Facebook Etiquette For Small Practices
While it may seem trivial to many, there is little room to dispute that it has become a necessity for every business to create, maintain and grow a presence on social media in the digital era.
In no other way are you able to reach and connect with potential clients not just in your local area, but around the globe. And with more than 1.5 billion unique monthly visits, Facebook dominates the world of social networks.
If your practice does not already have a Facebook page, it is time create one. However, simply having a business page does not guarantee that you are utilizing it to its fullest potential.
Here are some easy tips to help you maximize your small practice’s Facebook page to reach more potential clients and boost your social media presence.
Be sure your profile is set up correctly
Since Facebook users will base their first impression of your practice off your profile, it is important to ensure that you have set up your profile correctly.

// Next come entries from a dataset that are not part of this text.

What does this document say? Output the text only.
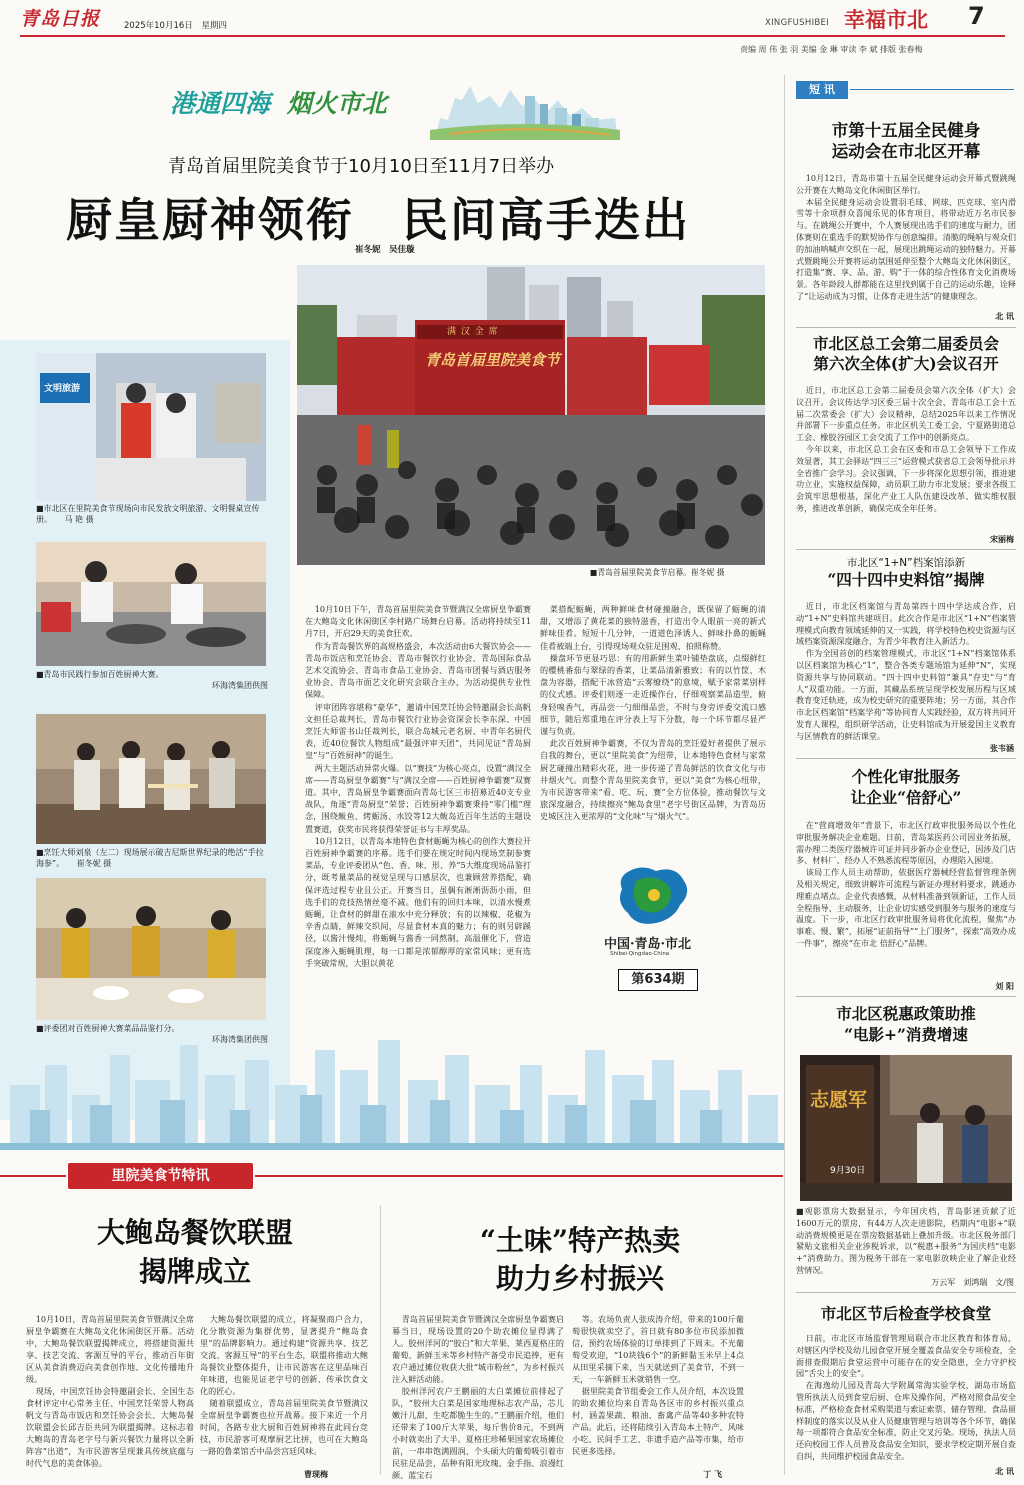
青岛日报	2025年10月16日 星期四	XINGFUSHIBEI 幸福市北 7
责编 周 伟 张 羽 美编 金 琳 审读 李 斌 排版 张春梅
港通四海 烟火市北
青岛首届里院美食节于10月10日至11月7日举办
厨皇厨神领衔　民间高手迭出
崔冬妮　吴佳璇
青岛首届里院美食节
满 汉 全 席
■青岛首届里院美食节启幕。崔冬妮 摄
文明旅游
■市北区在里院美食节现场向市民发放文明旅游、文明餐桌宣传册。 马 艳 摄
■青岛市民践行参加百姓厨神大赛。
环海湾集团供图
■烹饪大师刘泉（左二）现场展示破吉尼斯世界纪录的绝活“手拉海参”。 崔冬妮 摄
■评委团对百姓厨神大赛菜品品鉴打分。
环海湾集团供图

10月10日下午，青岛首届里院美食节暨满汉全席厨皇争霸赛在大鲍岛文化休闲街区李村路广场舞台启幕。活动将持续至11月7日，开启29天的美食狂欢。

作为青岛餐饮界的高规格盛会，本次活动由6大餐饮协会——青岛市饭店和烹饪协会、青岛市餐饮行业协会、青岛国际食品艺术交流协会、青岛市食品工业协会、青岛市团餐与酒店服务业协会、青岛市面艺文化研究会联合主办，为活动提供专业性保障。

评审团阵容堪称“豪华”，邀请中国烹饪协会特邀副会长高帆文担任总裁判长，青岛市餐饮行业协会资深会长李东深、中国烹饪大师雷书山任裁判长，联合岛城元老名厨、中青年名厨代表，近40位餐饮人物组成“最强评审天团”，共同见证“青岛厨皇”与“百姓厨神”的诞生。

两大主题活动异常火爆。以“赛技”为核心亮点，设置“满汉全席——青岛厨皇争霸赛”与“满汉全席——百姓厨神争霸赛”双赛道。其中，青岛厨皇争霸赛面向青岛七区三市招募近40支专业战队，角逐“青岛厨皇”荣誉；百姓厨神争霸赛秉持“零门槛”理念，围绕鲅鱼、烤蛎汤、水饺等12大鲅岛近百年生活的主题设置赛道，获奖市民将获得荣誉证书与丰厚奖品。

10月12日，以青岛本地特色食材蛎蝇为核心的创作大赛拉开百姓厨神争霸赛的序幕。选手们要在规定时间内现场烹制参赛菜品，专业评委团从“色、香、味、形、养”5大维度现场品鉴打分，既考量菜品的视觉呈现与口感层次，也兼顾营养搭配，确保评选过程专业且公正。开赛当日，虽偶有淅淅沥沥小雨，但选手们的竞技热情丝毫不减。他们有的回归本味，以清水慢煮蛎蝇，让食材的鲜甜在滚水中充分释放；有的以辣椒、花椒为辛香点睛，鲜辣交织间，尽显食材本真的魅力；有的则另辟蹊径，以酱汁慢炖，将蛎蝇与酱香一同熬制，高温催化下，营造深度渗入蛎蝇肌理，每一口都是浓郁醇厚的家常风味；更有选手突破常规，大胆以黄花

菜搭配蛎蝇，两种鲜味食材碰撞融合，既保留了蛎蝇的清甜，又增添了黄花菜的独特滋香，打造出令人眼前一亮的新式鲜味佳肴。短短十几分钟，一道道色泽诱人、鲜味扑鼻的蛎蝇佳肴被端上台，引得现场观众驻足围观、拍照称赞。

操盘环节更显巧思：有的用新鲜生菜叶铺垫盘底，点缀鲜红的樱桃番茄与翠绿的香菜，让菜品清新雅致；有的以竹筐、木盘为容器，搭配干冰营造“云雾缭绕”的意境，赋予家常菜别样的仪式感。评委们则逐一走近操作台，仔细观察菜品造型，俯身轻嗅香气，再品尝一勺细细品尝，不时与身旁评委交流口感细节，随后郑重地在评分表上写下分数，每一个环节都尽显严谨与负责。

此次百姓厨神争霸赛，不仅为青岛的烹饪爱好者提供了展示自我的舞台，更以“里院美食”为纽带，让本地特色食材与家常厨艺碰撞出精彩火花，进一步传递了青岛鲜活的饮食文化与市井烟火气。而整个青岛里院美食节，更以“美食”为核心纽带，为市民游客带来“看、吃、玩、赛”全方位体验，推动餐饮与文旅深度融合，持续擦亮“鲍岛食里”老字号街区品牌，为青岛历史城区注入更浓厚的“文化味”与“烟火气”。

中国·青岛·市北
Shibei·Qingdao·China
第634期
短 讯
市第十五届全民健身
运动会在市北区开幕

10月12日，青岛市第十五届全民健身运动会开幕式暨跳绳公开赛在大鲍岛文化休闲街区举行。

本届全民健身运动会设置羽毛球、网球、匹克球、室内滑雪等十余项群众喜闻乐见的体育项目，将带动近万名市民参与。在跳绳公开赛中，个人赛展现出选手们的速度与耐力，团体赛则在重选手的默契协作与创意编排。清脆的绳响与观众们的加油呐喊声交织在一起，展现出跳绳运动的独特魅力。开幕式暨跳绳公开赛将运动氛围延伸至整个大鲍岛文化休闲街区，打造集“赛、享、品、游、购”于一体的综合性体育文化消费场景。各年龄段人群都能在这里找到属于自己的运动乐趣，诠释了“让运动成为习惯，让体育走进生活”的健康理念。

北 讯
市北区总工会第二届委员会
第六次全体(扩大)会议召开

近日，市北区总工会第二届委员会第六次全体（扩大）会议召开。会议传达学习区委三届十次全会、青岛市总工会十五届二次常委会（扩大）会议精神，总结2025年以来工作情况并部署下一步重点任务。市北区机关工委工会、宁夏路街道总工会、橡胶谷园区工会交流了工作中的创新亮点。

今年以来，市北区总工会在区委和市总工会领导下工作成效显著，其工会驿站“四三三”运营模式获省总工会领导批示并全省推广会学习。会议强调，下一步将深化思想引领，推进建功立业，实施权益保障，动员职工助力市北发展；要求各级工会筑牢思想根基，深化产业工人队伍建设改革、做实维权服务，推进改革创新，确保完成全年任务。

宋丽梅
市北区“1+N”档案馆添新
“四十四中史料馆”揭牌

近日，市北区档案馆与青岛第四十四中学达成合作，启动“1+N”史料馆共建项目。此次合作是市北区“1+N”档案管理模式向教育领域延伸的又一实践，将学校特色校史资源与区域档案资源深度融合，为青少年教育注入新活力。

作为全国首创的档案管理模式，市北区“1+N”档案馆体系以区档案馆为核心“1”，整合各类专题场馆为延伸“N”，实现资源共享与协同联动。“四十四中史料馆”兼具“存史”与“育人”双重功能。一方面，其藏品系统呈现学校发展历程与区域教育变迁轨迹，成为校史研究的重要阵地；另一方面，其合作市北区档案馆“档案学苑”等协同育人实践经验，双方将共同开发育人课程，组织研学活动，让史料馆成为开展爱国主义教育与区情教育的鲜活课堂。

张韦涵
个性化审批服务
让企业“倍舒心”

在“营商增效年”背景下，市北区行政审批服务局以个性化审批服务解决企业难题。日前，青岛某医药公司因业务拓展，需办理二类医疗器械许可证并同步新办企业登记，因涉及门店多、材料厂、经办人不熟悉流程等原因，办理陷入困境。

该局工作人员主动帮助，依据医疗器械经营监督管理条例及相关规定，细致讲解许可流程与新证办理材料要求，跳通办理难点堵点。企业代表感慨，从材料准备到领新证，工作人员全程指导、主动服务，让企业切实感受到服务与服务的速度与温度。下一步，市北区行政审批服务局将优化流程，聚焦“办事难、慢、繁”，拓展“证前指导”“上门服务”，探索“高效办成一件事”，擦亮“在市北 倍舒心”品牌。

刘 阳
市北区税惠政策助推
“电影+”消费增速
志愿军
9月30日

■观影票房大数据显示，今年国庆档，青岛影迷贡献了近1600万元的票房，有44万人次走进影院，档期内“电影+”联动消费规模更是在票房数据基础上叠加升级。市北区税务部门紧贴文旅相关企业涉税诉求，以“税惠+服务”为国庆档“电影+”消费助力。图为税务干部在一家电影放映企业了解企业经营情况。

万云军　刘鸿瑞　文/图
市北区节后检查学校食堂

日前，市北区市场监督管理局联合市北区教育和体育局，对辖区内学校及幼儿园食堂开展全覆盖食品安全专项检查，全面排查假期后食堂运营中可能存在的安全隐患，全力守护校园“舌尖上的安全”。

在海逸幼儿园及青岛大学附属常海实验学校，湖岛市场监管所执法人员到食堂后厨、仓库及操作间，严格对照食品安全标准，严格检查食材采购渠道与索证索票、储存管理、食品留样制度的落实以及从业人员健康管理与培训等各个环节，确保每一项都符合食品安全标准，防止交叉污染。现场，执法人员还向校园工作人员普及食品安全知识，要求学校定期开展自查自纠，共同维护校园食品安全。

北 讯
里院美食节特讯
大鲍岛餐饮联盟
揭牌成立

10月10日，青岛首届里院美食节暨满汉全席厨皇争霸赛在大鲍岛文化休闲街区开幕。活动中，大鲍岛餐饮联盟揭牌成立，将搭建资源共享、技艺交流、客源互导的平台，推动百年街区从美食消费迈向美食创作地、文化传播地升级。

现场，中国烹饪协会特邀副会长、全国生态食材评定中心常务主任、中国烹饪荣誉人物高帆文与青岛市饭店和烹饪协会会长、大鲍岛餐饮联盟会长邱吉臣共同为联盟揭牌。这标志着大鲍岛的青岛老字号与新兴餐饮力量将以全新阵容“出道”，为市民游客呈现兼具传统底蕴与时代气息的美食体验。

大鲍岛餐饮联盟的成立，将凝聚商户合力，化分散资源为集群优势，显著提升“鲍岛食里”的品牌影响力。通过构建“资源共享、技艺交流、客源互导”的平台生态，联盟将推动大鲍岛餐饮业整体提升，让市民游客在这里品味百年味道，也能见证老字号的创新、传承饮食文化的匠心。

随着联盟成立，青岛首届里院美食节暨满汉全席厨皇争霸赛也拉开战幕。接下来近一个月时间，各路专业大厨和百姓厨神将在此同台竞技，市民游客可观摩厨艺比拼，也可在大鲍岛一路的鲁菜馆舌中品尝宫廷风味。

曹现梅
“土味”特产热卖
助力乡村振兴

青岛首届里院美食节暨满汉全席厨皇争霸赛启幕当日，现场设置的20个助农摊位显得满了人。胶州洋河的“胶白”和大苹果、莱西夏格庄的葡萄、新鲜玉米等乡村特产备受市民追捧，更有农户通过摊位收获大批“城市粉丝”，为乡村振兴注入鲜活动能。

胶州洋河农户王鹏丽的大白菜摊位前排起了队，“胶州大白菜是国家地理标志农产品，芯儿嫩汁儿甜，生吃都脆生生的。”王鹏丽介绍，他们还带来了100斤大苹果，每斤售价8元，不到两小时就卖出了大半。夏格庄珍稀果国家农场摊位前，一串串饱满圆润、个头硕大的葡萄吸引着市民驻足品尝，品种有阳光玫瑰、金手指、浪漫红颜、蓝宝石

等。农场负责人张成涛介绍，带来的100斤葡萄很快就卖空了，首日就有80多位市民添加微信，预约农场体验的订单排到了下周末。不光葡萄受欢迎，“10块钱6个”的新鲜黏玉米早上4点从田里采摘下来，当天就送到了美食节，不到一天，一车新鲜玉米就销售一空。

据里院美食节组委会工作人员介绍，本次设置的助农摊位均来自青岛各区市的乡村振兴重点村，涵盖果蔬、粮油、畜禽产品等40多种农特产品。此后，还将陆续引入青岛本土特产、风味小吃、民间手工艺、非遗手造产品等市集，给市民更多选择。

丁 飞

Facebook offers a number of categories when creating a business page and each will have different elements available. The majority of practices should use the “Local Business” option, as it allows you to highlight more features, such as a map to your location and reviews / ratings.
You should also be sure to fill out as much detailed information as possible regarding your practice in the business description and information sections. Someone coming to your Facebook page for the first time should not have to hunt around to determine what services you offer.
Next, be sure your profile and cover photos are clean, clear, cropped correctly and fit within the image size parameters. Your profile photo will most likely contain your firm’s icon whereas the cover photo can include a more creative image with additional company branding.
If you lack the programs or technical expertise to modify and create images, you can outsource the work for as little as $5 via services such as Fiverr.
Once you are happy with how you profile page represents your practice, it is time to start publishing content. You have the option to post simple text, links, images or videos, so try to mix it up to keep the content fresh.
A common mistake that many small businesses make is to use their Facebook page merely as a platform to advertise their services. While you can sprinkle those in occasionally, you are not going to gain a very large following through hundreds of posts about your tax preparation assistance.
Get creative. Offer tips, make special deals, share useful posts, link to your blog posts, share images and memes — it will take useful and engaging content to build a following.
There is a fairly common social marketing standard known as the 70 / 20 / 10 rule:
- 70 percent of your posts should be about building your brand’s reputation. This means offering creative information that your target audience will find useful, which improves your reputation. For example, a financial advising firm could offer daily budgeting tips to help save towards an end-of-the-year vacation.
- 20 percent of your posts should be sharing content by others. Social media is about creating networks, and there are likely other sources out there that have created valuable information that is worth sharing with your audience.
- 10 percent of your posts should be promotional. Here is where you get to advertise why your Facebook fans should consider you as their go-to source for the services your practice provides.
One final thing to remember is that you need to post daily and try to interact with your fans. While that may seem excessive and a waste of time, creating a page and leaving it barren of new posts for weeks is a good way to lose fans instead of gain them.
Fortunately, there are services out there that allow you to easily que content days or weeks in advance, so it is not as difficult or time-consuming as it sounds to have daily content ready to go.
Social media has changed the way businesses interact with their customers, and Facebook can be a valuable tool for small practices to reach their target audience. Just remember, you need to follow the common rules of social etiquette if you want your fan base to grow and reach new potential customers.